Apparently surprised at the question, Lena squeezed her eyes tightly shut for three or four seconds and frowned.

“I think it was, now that you mention it. I don't think I even noticed at the time.”

“In the middle of the night in December?”

“You're right,” Lena said, “that's odd. But I remember now I didn't have to go open it to let the deputy in. He just barged right through.”

“Did Ole play the piano?”

“Harpsichord. Not for twenty years. He has a perfectionist streak that keeps him from having the patience for it. Used to be he'd play beautifully for sixteen bars or so and then he'd hit a wrong note and get so frustrated he'd start cussing and stomping on the floor. He finally got to where he wouldn't play at all.”

“Was the light on in the living room when you came in?”

“No. I came back to the house on full boil, ready to have it out with him. I gunned the Ford up the driveway, screeched to a stop, slammed through the back door, flipped on the kitchen light on my way through, flipped on the dining room light as I stepped into the living room, and then turned on the light in here. That's when I saw him.”

“So when he was hit,” Kuchinski said, “he was apparently just standing here, in the dark, facing the open front door.”

“Unless the intruder opened the front door to get out.”

“But you heard the intruder make a noise in the back part of the house just before you walked in here.”

“That's true,” Lena conceded thoughtfully. “It doesn't make much sense, I guess.”

“Sure it does. Ole opened the door so that he'd be sure to see you drive up. He left the inside lights off so he'd have a clear view outside. He might have been worried that you wouldn't come home at all. If you did come home, he wanted to be ready as soon as you arrived. I don't know if he wanted to be ready to say how sorry he was or ready for round two, but it was one or the other.”

“You think Ole will remember it that way?”

When I get through with him he will
. Kuchinski left this thought unvoiced. No sense giving away trade secrets.

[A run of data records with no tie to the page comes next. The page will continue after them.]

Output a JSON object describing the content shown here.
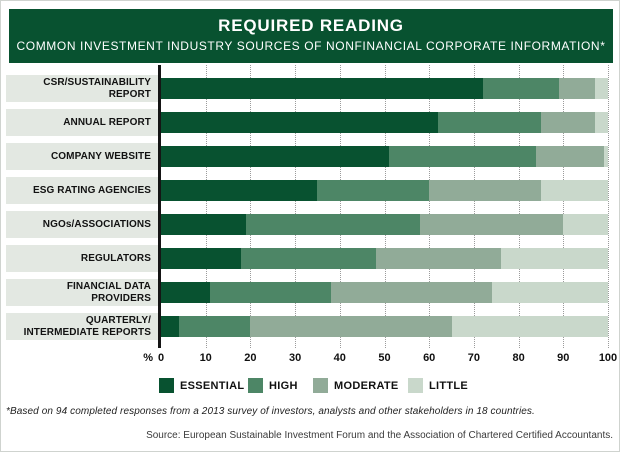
{
  "header": {
    "title": "REQUIRED READING",
    "subtitle": "COMMON INVESTMENT INDUSTRY SOURCES OF NONFINANCIAL CORPORATE INFORMATION*"
  },
  "colors": {
    "banner_green": "#085230",
    "essential": "#085230",
    "high": "#4d8666",
    "moderate": "#91ab98",
    "little": "#c9d8cb",
    "label_strip": "#e3e8e2",
    "gridline": "#9b9b9b"
  },
  "chart_data": {
    "type": "bar",
    "orientation": "horizontal",
    "stacked": true,
    "unit": "%",
    "title": "REQUIRED READING",
    "subtitle": "COMMON INVESTMENT INDUSTRY SOURCES OF NONFINANCIAL CORPORATE INFORMATION*",
    "categories": [
      "CSR/SUSTAINABILITY REPORT",
      "ANNUAL REPORT",
      "COMPANY WEBSITE",
      "ESG RATING AGENCIES",
      "NGOs/ASSOCIATIONS",
      "REGULATORS",
      "FINANCIAL DATA PROVIDERS",
      "QUARTERLY/\nINTERMEDIATE REPORTS"
    ],
    "series": [
      {
        "name": "ESSENTIAL",
        "color": "#085230",
        "values": [
          72,
          62,
          51,
          35,
          19,
          18,
          11,
          4
        ]
      },
      {
        "name": "HIGH",
        "color": "#4d8666",
        "values": [
          17,
          23,
          33,
          25,
          39,
          30,
          27,
          16
        ]
      },
      {
        "name": "MODERATE",
        "color": "#91ab98",
        "values": [
          8,
          12,
          15,
          25,
          32,
          28,
          36,
          45
        ]
      },
      {
        "name": "LITTLE",
        "color": "#c9d8cb",
        "values": [
          3,
          3,
          1,
          15,
          10,
          24,
          26,
          35
        ]
      }
    ],
    "xlim": [
      0,
      100
    ],
    "x_ticks": [
      0,
      10,
      20,
      30,
      40,
      50,
      60,
      70,
      80,
      90,
      100
    ],
    "x_axis_prefix_label": "%",
    "grid": "dotted vertical lines every 10%",
    "legend_position": "bottom"
  },
  "footnote": "*Based on 94 completed responses from a 2013 survey of investors, analysts and other stakeholders in 18 countries.",
  "source": "Source: European Sustainable Investment Forum and the Association of Chartered Certified Accountants."
}
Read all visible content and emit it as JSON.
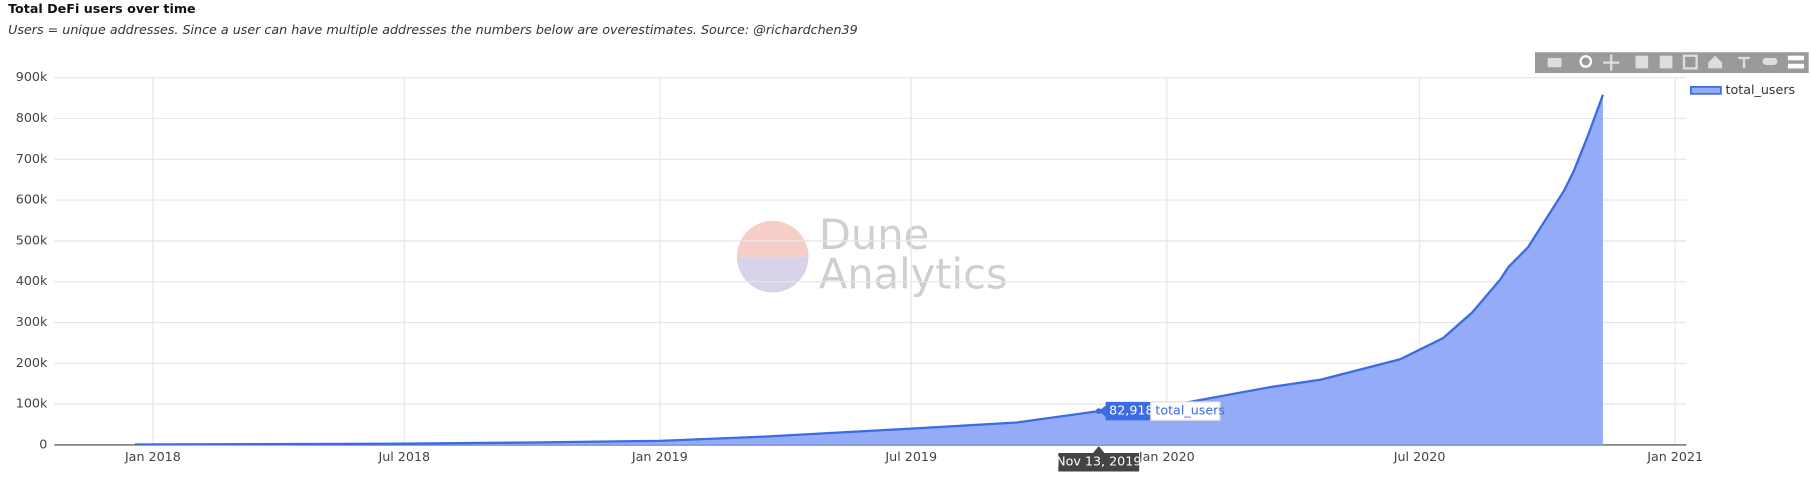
{
  "chart_data": {
    "type": "area",
    "title": "Total DeFi users over time",
    "subtitle": "Users = unique addresses. Since a user can have multiple addresses the numbers below are overestimates. Source: @richardchen39",
    "x": [
      "2017-12-19",
      "2018-07-01",
      "2018-10-01",
      "2019-01-01",
      "2019-03-15",
      "2019-07-01",
      "2019-09-15",
      "2019-11-13",
      "2020-01-01",
      "2020-03-16",
      "2020-04-21",
      "2020-06-17",
      "2020-07-18",
      "2020-08-08",
      "2020-08-28",
      "2020-09-03",
      "2020-09-17",
      "2020-10-13",
      "2020-10-20",
      "2020-10-30",
      "2020-11-10"
    ],
    "series": [
      {
        "name": "total_users",
        "color": "#3b6ce3",
        "fill": "#94acf7",
        "values": [
          1000,
          3000,
          6000,
          10000,
          20000,
          40000,
          55000,
          82918,
          95000,
          142000,
          160000,
          210000,
          262000,
          325000,
          405000,
          436000,
          484000,
          623000,
          671000,
          756000,
          858000
        ]
      }
    ],
    "xlim": [
      "2017-10-22",
      "2021-01-09"
    ],
    "xticks": [
      {
        "value": "2018-01-01",
        "label": "Jan 2018"
      },
      {
        "value": "2018-07-01",
        "label": "Jul 2018"
      },
      {
        "value": "2019-01-01",
        "label": "Jan 2019"
      },
      {
        "value": "2019-07-01",
        "label": "Jul 2019"
      },
      {
        "value": "2020-01-01",
        "label": "Jan 2020"
      },
      {
        "value": "2020-07-01",
        "label": "Jul 2020"
      },
      {
        "value": "2021-01-01",
        "label": "Jan 2021"
      }
    ],
    "ylim": [
      0,
      900000
    ],
    "yticks": [
      0,
      {
        "value": 100000,
        "label": "100k"
      },
      {
        "value": 200000,
        "label": "200k"
      },
      {
        "value": 300000,
        "label": "300k"
      },
      {
        "value": 400000,
        "label": "400k"
      },
      {
        "value": 500000,
        "label": "500k"
      },
      {
        "value": 600000,
        "label": "600k"
      },
      {
        "value": 700000,
        "label": "700k"
      },
      {
        "value": 800000,
        "label": "800k"
      },
      {
        "value": 900000,
        "label": "900k"
      }
    ],
    "grid": true,
    "legend": "top-right",
    "watermark": [
      "Dune",
      "Analytics"
    ],
    "hover": {
      "x": {
        "value": "2019-11-13",
        "label": "Nov 13, 2019"
      },
      "value": {
        "value": 82918,
        "label": "82,918"
      },
      "series": "total_users"
    }
  }
}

“How about a look in the back, where you heard the noise from?”

“Follow me.”

Kuchinski marched obediently behind Lena back to the club room. He saw the array of flags against the back wall and sliding glass doors. He walked over to verify that the doors opened onto a weathered deck, the boards splintered and turning gray. But only a patch of snow here and there showed up on it.

“Do you and Ole keep this deck shoveled off?”

“Ole does. He goes out there when he smokes, so it won't bother me. He keeps the deck clear so he can go out when he feels like a smoke without putting his heavy boots on.”

“Does smoking bother you? The police report said that you asked the deputy for a cigarette.”

“I did, I guess. I quit twelve years ago. It was my sixtieth birthday present to myself. I only cheat every once in awhile, in what you might call your high-stress situations.”

“And you've gotten to where you hate it?”

“Just the opposite. I love the smell of cigarette smoke. Ole takes it outside because he doesn't want to undermine me. He knows if I had to walk around smelling the stuff all day I'd relapse.”

Kuchinski went up on tiptoes so that he could glance over the tops of the flags, through the sliding door glass. A snow shovel leaned in the corner where the deck met the angle of the house.

“What was the fight about?” he asked abruptly.

“At the bar? Of course at the bar. What other fight would you be asking about?”

Kuchinski waited. He figured the question had taken Lena by surprise, and he sensed that she was stalling.